Читаем Комната Вильхельма полностью

Сегодня увезли контейнер, всё ценное оттуда вынули. Оставшееся — бесполезное, ломаный хлам: Вильхельм и Лизе никогда не прирастали сердцем к вещам; два человека, которые каждый день на протяжении двадцати лет навечно расходятся, не могут нажить ничего нового и хоть что-то изменить. Я выбросила любые изображения, чтобы лучше сосредоточиться на картинах на стенках моего сердца. Оставила только одно: моментальный фотоснимок Вильхельма и Лизе на холме Химмельбьерге. Мы молодые и счастливые и излучаем такую влюбленность, что, возможно, даже вызываем зависть у фотографа. Очередное начало с чистого листа пробуждает в людях желание разрушить уже созданное прекрасное сооружение или по крайней мере пересобрать камни так, чтобы оно получилось кривым и неправильным и больше не слепило глаза. Самое странное в настоящей любви — она хочет быть выставлена напоказ, как будто всё, что бы ни делали эти двое счастливцев, требует к себе внимания целого мира. Уже невозможно припомнить всего, что на самом деле было сказано друг другу, хотя тогда это и казалось страшно важным, и они почти не теряли времени на сон, ведь он означал молчание. Не успевали они осознать это, как молчание уже становилось естественным, а разговоры — своеобразной лихорадкой, охватывавшей их. И опасная пустота начинала заполнять зазоры между словами, которые они по несколько раз перекатывали во рту, прежде чем решались выплеснуть. Стены сдвигались, в комнате нечем было дышать. Но приходилось что-то говорить, неважно что, хотя и это стало непосильным: слова тонули в глубокой горькой тоске наших душ.

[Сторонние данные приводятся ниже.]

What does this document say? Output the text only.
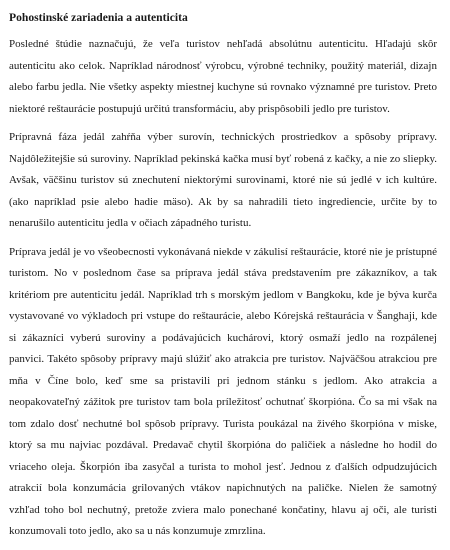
Pohostinské zariadenia a autenticita

Posledné štúdie naznačujú, že veľa turistov nehľadá absolútnu autenticitu. Hľadajú skôr autenticitu ako celok. Napríklad národnosť výrobcu, výrobné techniky, použitý materiál, dizajn alebo farbu jedla. Nie všetky aspekty miestnej kuchyne sú rovnako významné pre turistov. Preto niektoré reštaurácie postupujú určitú transformáciu, aby prispôsobili jedlo pre turistov.

Prípravná fáza jedál zahŕňa výber surovín, technických prostriedkov a spôsoby prípravy. Najdôležitejšie sú suroviny. Napríklad pekinská kačka musí byť robená z kačky, a nie zo sliepky. Avšak, väčšinu turistov sú znechutení niektorými surovinami, ktoré nie sú jedlé v ich kultúre. (ako napríklad psie alebo hadie mäso). Ak by sa nahradili tieto ingrediencie, určite by to nenarušilo autenticitu jedla v očiach západného turistu.

Príprava jedál je vo všeobecnosti vykonávaná niekde v zákulisí reštaurácie, ktoré nie je prístupné turistom. No v poslednom čase sa príprava jedál stáva predstavením pre zákazníkov, a tak kritériom pre autenticitu jedál. Napríklad trh s morským jedlom v Bangkoku, kde je býva kurča vystavované vo výkladoch pri vstupe do reštaurácie, alebo Kórejská reštaurácia v Šanghaji, kde si zákazníci vyberú suroviny a podávajúcich kuchárovi, ktorý osmaží jedlo na rozpálenej panvici. Takéto spôsoby prípravy majú slúžiť ako atrakcia pre turistov. Najväčšou atrakciou pre mňa v Číne bolo, keď sme sa pristavili pri jednom stánku s jedlom. Ako atrakcia a neopakovateľný zážitok pre turistov tam bola príležitosť ochutnať škorpióna. Čo sa mi však na tom zdalo dosť nechutné bol spôsob prípravy. Turista poukázal na živého škorpióna v miske, ktorý sa mu najviac pozdával. Predavač chytil škorpióna do paličiek a následne ho hodil do vriaceho oleja. Škorpión iba zasyčal a turista to mohol jesť. Jednou z ďalších odpudzujúcich atrakcií bola konzumácia grilovaných vtákov napichnutých na paličke. Nielen že samotný vzhľad toho bol nechutný, pretože zviera malo ponechané končatiny, hlavu aj oči, ale turisti konzumovali toto jedlo, ako sa u nás konzumuje zmrzlina.
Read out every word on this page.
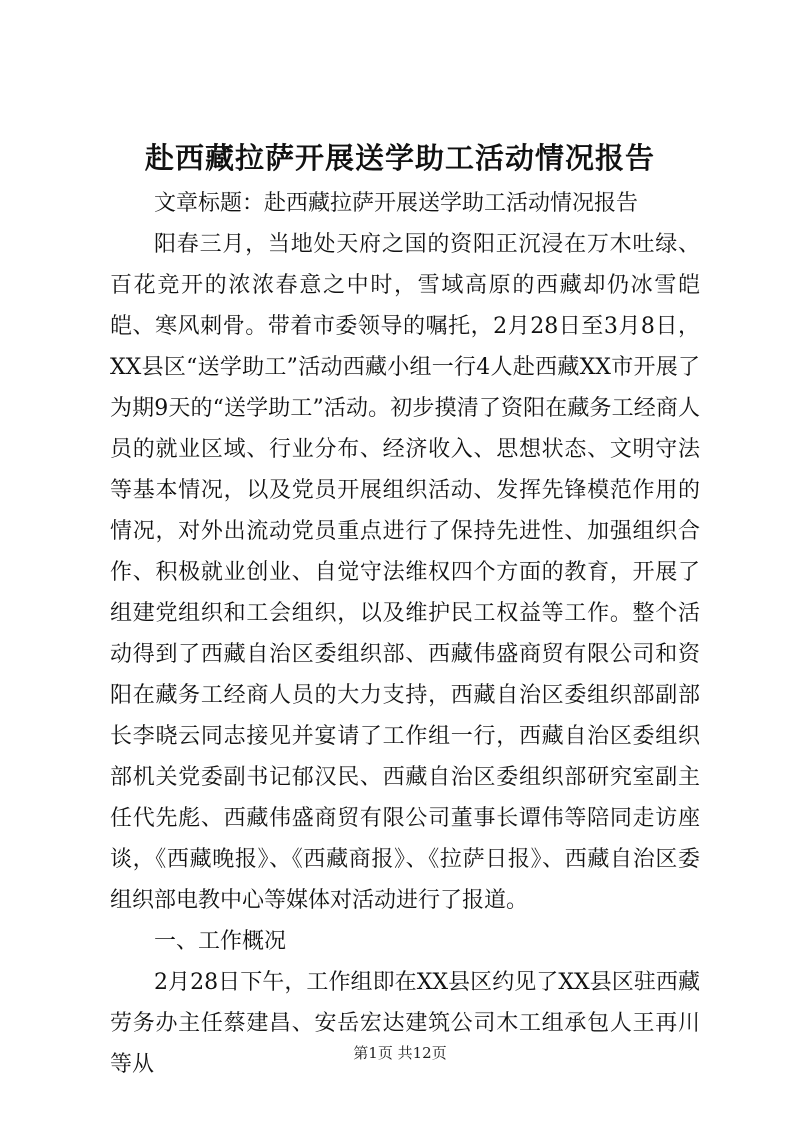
赴西藏拉萨开展送学助工活动情况报告

文章标题：赴西藏拉萨开展送学助工活动情况报告

阳春三月，当地处天府之国的资阳正沉浸在万木吐绿、百花竞开的浓浓春意之中时，雪域高原的西藏却仍冰雪皑皑、寒风刺骨。带着市委领导的嘱托，2月28日至3月8日，XX县区“送学助工”活动西藏小组一行4人赴西藏XX市开展了为期9天的“送学助工”活动。初步摸清了资阳在藏务工经商人员的就业区域、行业分布、经济收入、思想状态、文明守法等基本情况，以及党员开展组织活动、发挥先锋模范作用的情况，对外出流动党员重点进行了保持先进性、加强组织合作、积极就业创业、自觉守法维权四个方面的教育，开展了组建党组织和工会组织，以及维护民工权益等工作。整个活动得到了西藏自治区委组织部、西藏伟盛商贸有限公司和资阳在藏务工经商人员的大力支持，西藏自治区委组织部副部长李晓云同志接见并宴请了工作组一行，西藏自治区委组织部机关党委副书记郁汉民、西藏自治区委组织部研究室副主任代先彪、西藏伟盛商贸有限公司董事长谭伟等陪同走访座谈，《西藏晚报》、《西藏商报》、《拉萨日报》、西藏自治区委组织部电教中心等媒体对活动进行了报道。

一、工作概况

2月28日下午，工作组即在XX县区约见了XX县区驻西藏劳务办主任蔡建昌、安岳宏达建筑公司木工组承包人王再川等从	第1页 共12页
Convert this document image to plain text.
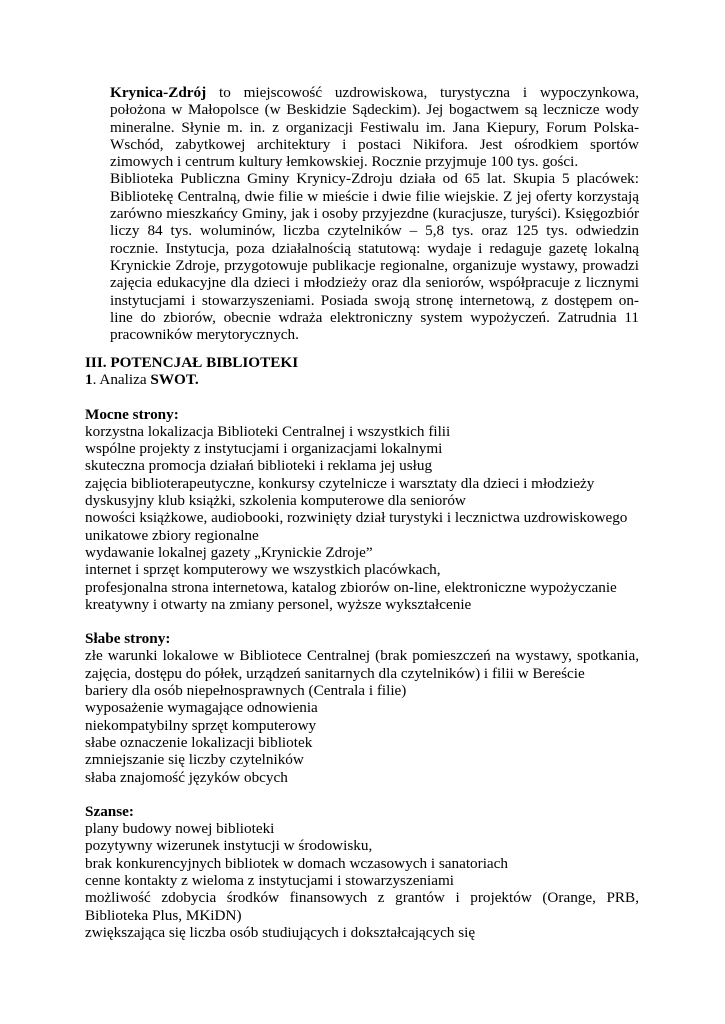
Krynica-Zdrój to miejscowość uzdrowiskowa, turystyczna i wypoczynkowa, położona w Małopolsce (w Beskidzie Sądeckim). Jej bogactwem są lecznicze wody mineralne. Słynie m. in. z organizacji Festiwalu im. Jana Kiepury, Forum Polska-Wschód, zabytkowej architektury i postaci Nikifora. Jest ośrodkiem sportów zimowych i centrum kultury łemkowskiej. Rocznie przyjmuje 100 tys. gości.

Biblioteka Publiczna Gminy Krynicy-Zdroju działa od 65 lat. Skupia 5 placówek: Bibliotekę Centralną, dwie filie w mieście i dwie filie wiejskie. Z jej oferty korzystają zarówno mieszkańcy Gminy, jak i osoby przyjezdne (kuracjusze, turyści). Księgozbiór liczy 84 tys. woluminów, liczba czytelników – 5,8 tys. oraz 125 tys. odwiedzin rocznie. Instytucja, poza działalnością statutową: wydaje i redaguje gazetę lokalną Krynickie Zdroje, przygotowuje publikacje regionalne, organizuje wystawy, prowadzi zajęcia edukacyjne dla dzieci i młodzieży oraz dla seniorów, współpracuje z licznymi instytucjami i stowarzyszeniami. Posiada swoją stronę internetową, z dostępem on-line do zbiorów, obecnie wdraża elektroniczny system wypożyczeń. Zatrudnia 11 pracowników merytorycznych.

III. POTENCJAŁ BIBLIOTEKI

1. Analiza SWOT.

Mocne strony:

korzystna lokalizacja Biblioteki Centralnej i wszystkich filii
wspólne projekty z instytucjami i organizacjami lokalnymi
skuteczna promocja działań biblioteki i reklama jej usług
zajęcia biblioterapeutyczne, konkursy czytelnicze i warsztaty dla dzieci i młodzieży
dyskusyjny klub książki, szkolenia komputerowe dla seniorów
nowości książkowe, audiobooki, rozwinięty dział turystyki i lecznictwa uzdrowiskowego
unikatowe zbiory regionalne
wydawanie lokalnej gazety „Krynickie Zdroje”
internet i sprzęt komputerowy we wszystkich placówkach,
profesjonalna strona internetowa, katalog zbiorów on-line, elektroniczne wypożyczanie
kreatywny i otwarty na zmiany personel, wyższe wykształcenie

Słabe strony:

złe warunki lokalowe w Bibliotece Centralnej (brak pomieszczeń na wystawy, spotkania, zajęcia, dostępu do półek, urządzeń sanitarnych dla czytelników) i filii w Bereście
bariery dla osób niepełnosprawnych (Centrala i filie)
wyposażenie wymagające odnowienia
niekompatybilny sprzęt komputerowy
słabe oznaczenie lokalizacji bibliotek
zmniejszanie się liczby czytelników
słaba znajomość języków obcych

Szanse:

plany budowy nowej biblioteki
pozytywny wizerunek instytucji w środowisku,
brak konkurencyjnych bibliotek w domach wczasowych i sanatoriach
cenne kontakty z wieloma z instytucjami i stowarzyszeniami
możliwość zdobycia środków finansowych z grantów i projektów (Orange, PRB, Biblioteka Plus, MKiDN)
zwiększająca się liczba osób studiujących i dokształcających się
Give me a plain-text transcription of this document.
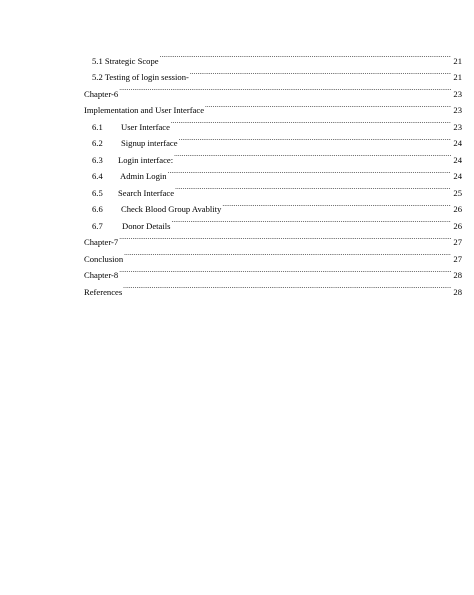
5.1 Strategic Scope .....	21
5.2 Testing of login session- .....	21
Chapter-6 .....	23
Implementation and User Interface .....	23
6.1	User Interface .....	23
6.2	Signup interface .....	24
6.3	Login interface: .....	24
6.4	Admin Login .....	24
6.5	Search Interface .....	25
6.6	Check Blood Group Avablity .....	26
6.7	Donor Details .....	26
Chapter-7 .....	27
Conclusion .....	27
Chapter-8 .....	28
References .....	28
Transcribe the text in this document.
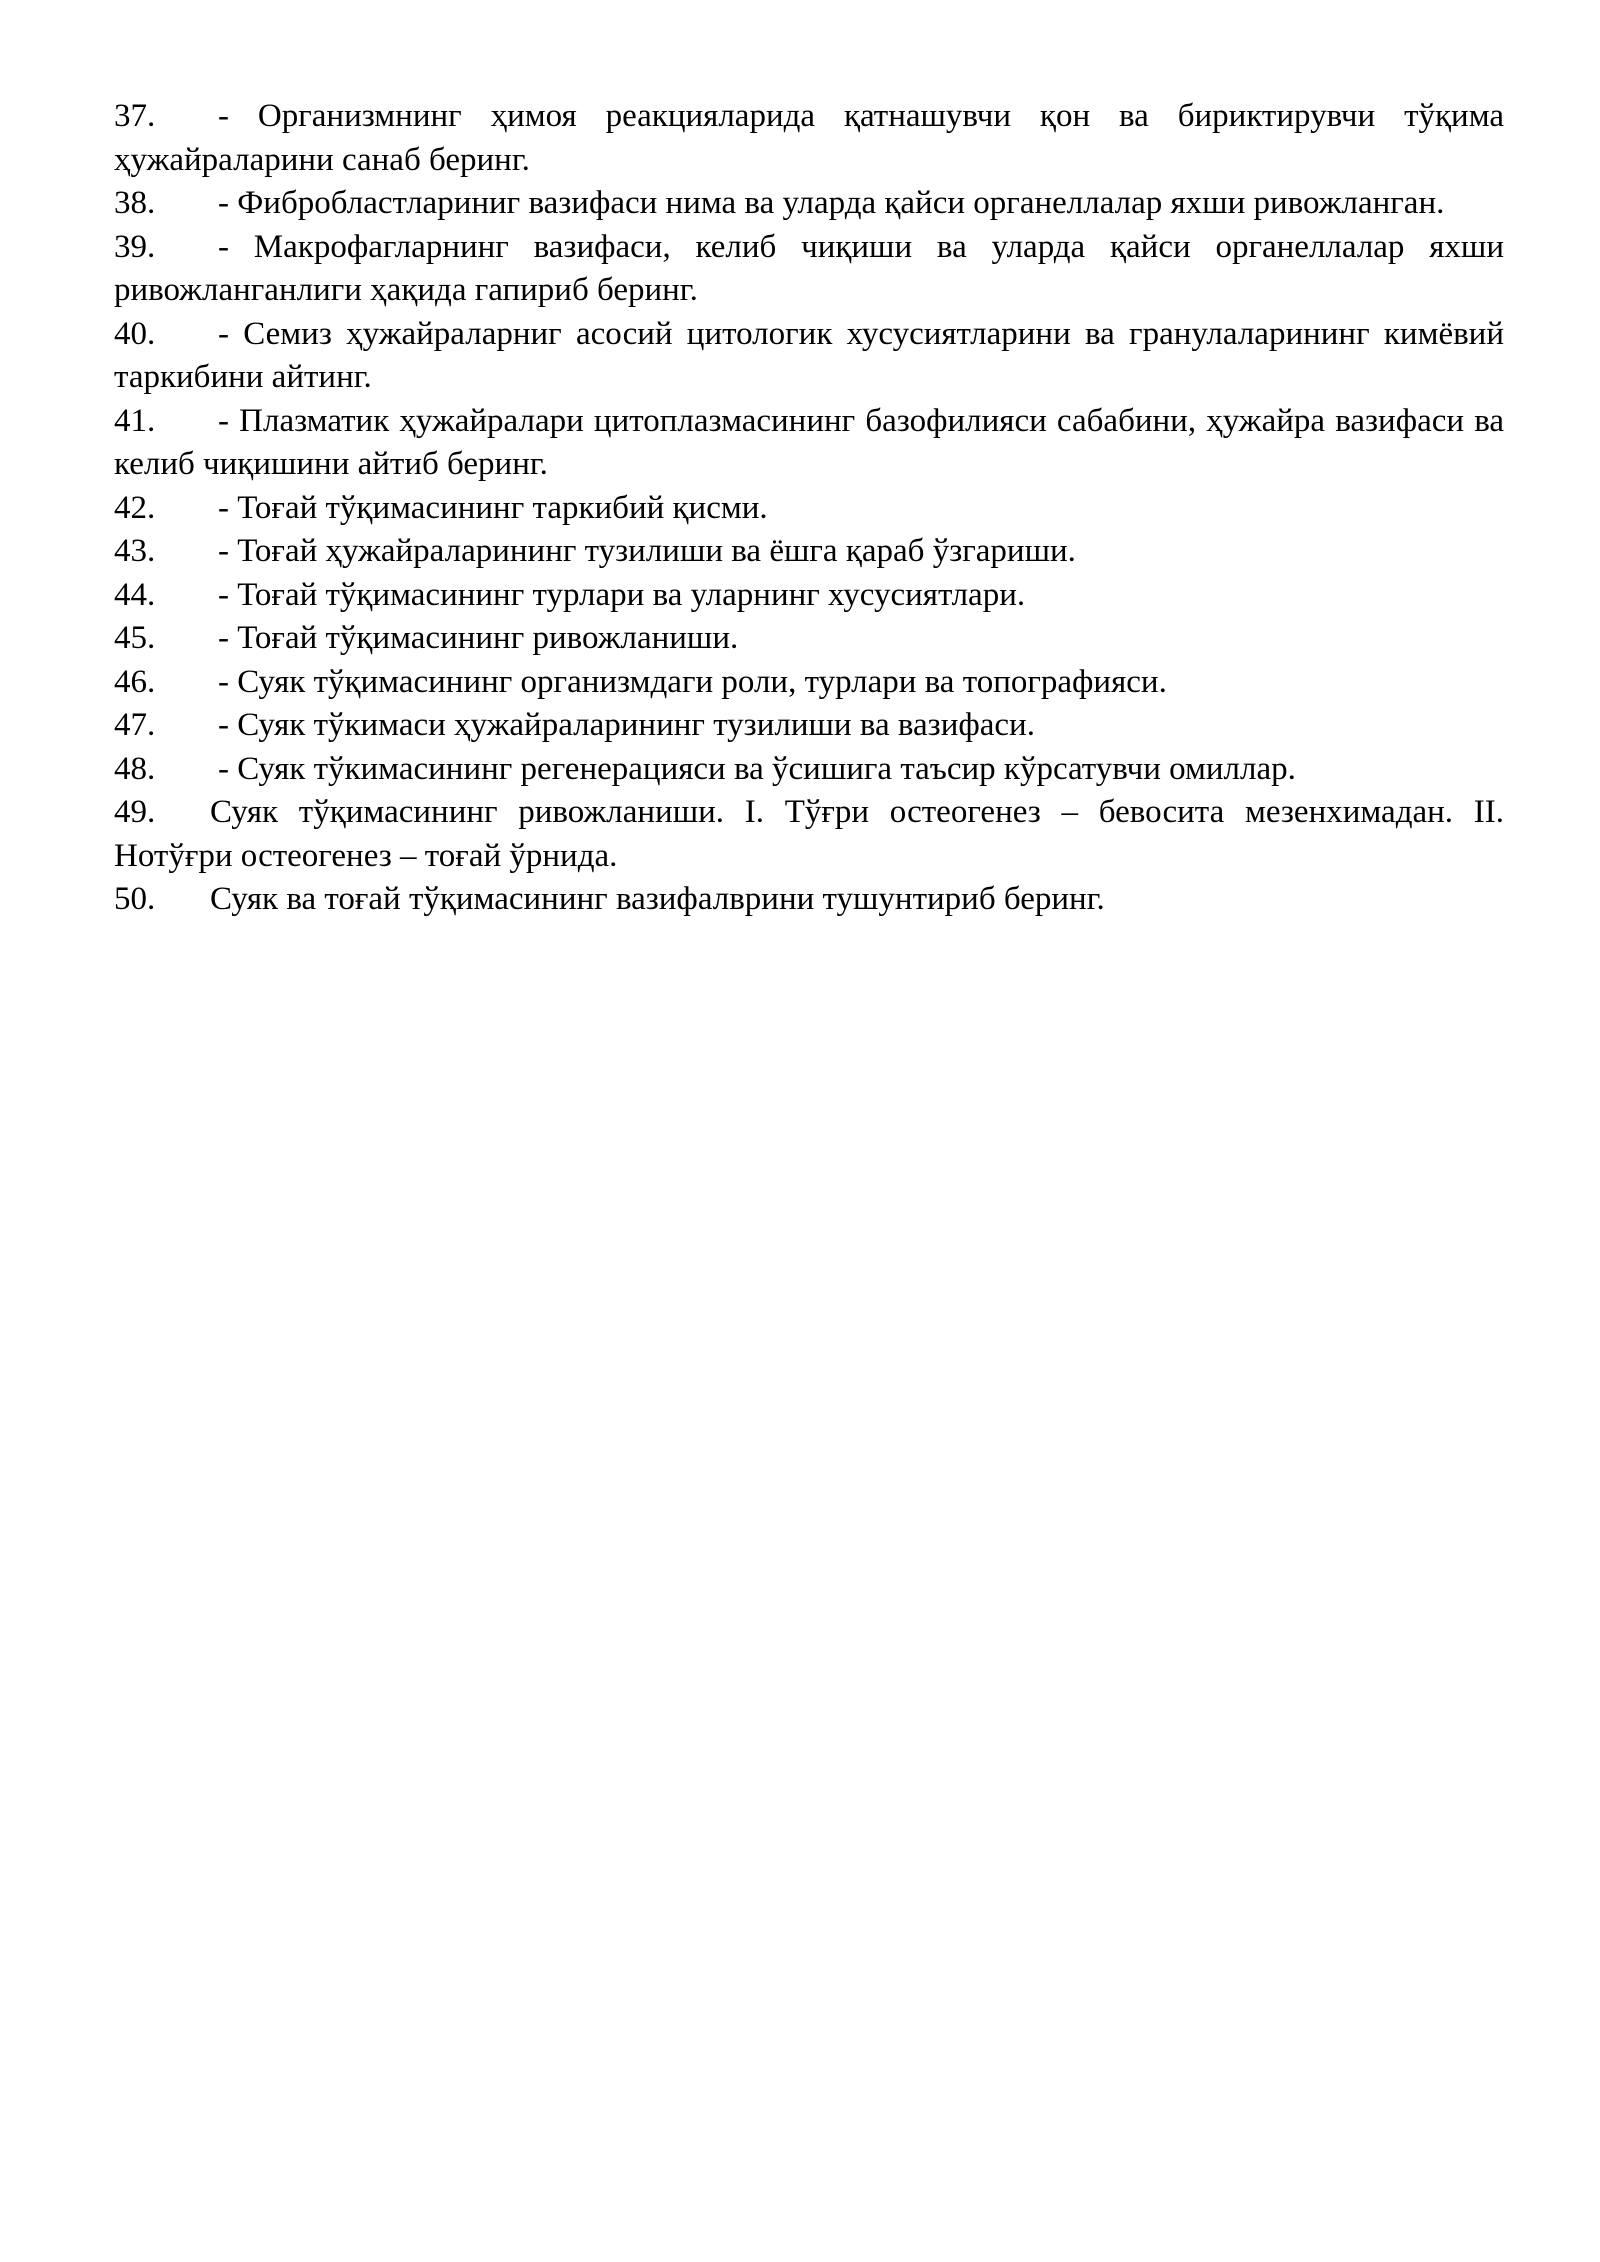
37. - Организмнинг ҳимоя реакцияларида қатнашувчи қон ва бириктирувчи тўқима ҳужайраларини санаб беринг.

38. - Фибробластлариниг вазифаси нима ва уларда қайси органеллалар яхши ривожланган.

39. - Макрофагларнинг вазифаси, келиб чиқиши ва уларда қайси органеллалар яхши ривожланганлиги ҳақида гапириб беринг.

40. - Семиз ҳужайраларниг асосий цитологик хусусиятларини ва гранулаларининг кимёвий таркибини айтинг.

41. - Плазматик ҳужайралари цитоплазмасининг базофилияси сабабини, ҳужайра вазифаси ва келиб чиқишини айтиб беринг.

42. - Тоғай тўқимасининг таркибий қисми.

43. - Тоғай ҳужайраларининг тузилиши ва ёшга қараб ўзгариши.

44. - Тоғай тўқимасининг турлари ва уларнинг хусусиятлари.

45. - Тоғай тўқимасининг ривожланиши.

46. - Суяк тўқимасининг организмдаги роли, турлари ва топографияси.

47. - Суяк тўкимаси ҳужайраларининг тузилиши ва вазифаси.

48. - Суяк тўкимасининг регенерацияси ва ўсишига таъсир кўрсатувчи омиллар.

49. Суяк тўқимасининг ривожланиши. I. Тўғри остеогенез – бевосита мезенхимадан. II. Нотўғри остеогенез – тоғай ўрнида.

50. Суяк ва тоғай тўқимасининг вазифалврини тушунтириб беринг.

Остались лишь (с прошлого года в Биркерёде) такие слова, как «мясник», «дождь» или «мальчик», и мы со скрежетом перемалывали их сухими тихими голосами, чтобы избежать чего-нибудь страшного, предотвратить это порочное и необратимое событие. Был ли Вильхельм красивым? Безупречная кожа цвета густых сливок, смешанных с кофе. Высокие скулы, казалось, подтягивали глаза к вискам. Серо-карие, с темной каемкой вокруг радужки — под ними уже стлались дымчатые тени, которые выдавали наполненную страданиями и страстями жизнь. Я не понимала, как женщинам, которым не довелось его повстречать, удавалось чувствовать себя счастливыми, но точно так же потом я не понимала, как кто-нибудь мог влюбляться в него, когда я сама уже давно его не любила. Но они могли (нежная смиренная вереница парикмахерш, продавщиц, стажерок и фабричных работниц) и влюблялись, и с их чувством к нему ярко разгоралось и мое, и оно гнало прочь из его сердца, полного тайн, этих маковых барышень, эти хрупкие наброски, тонкие начинания. Мой Вильхельм, мой!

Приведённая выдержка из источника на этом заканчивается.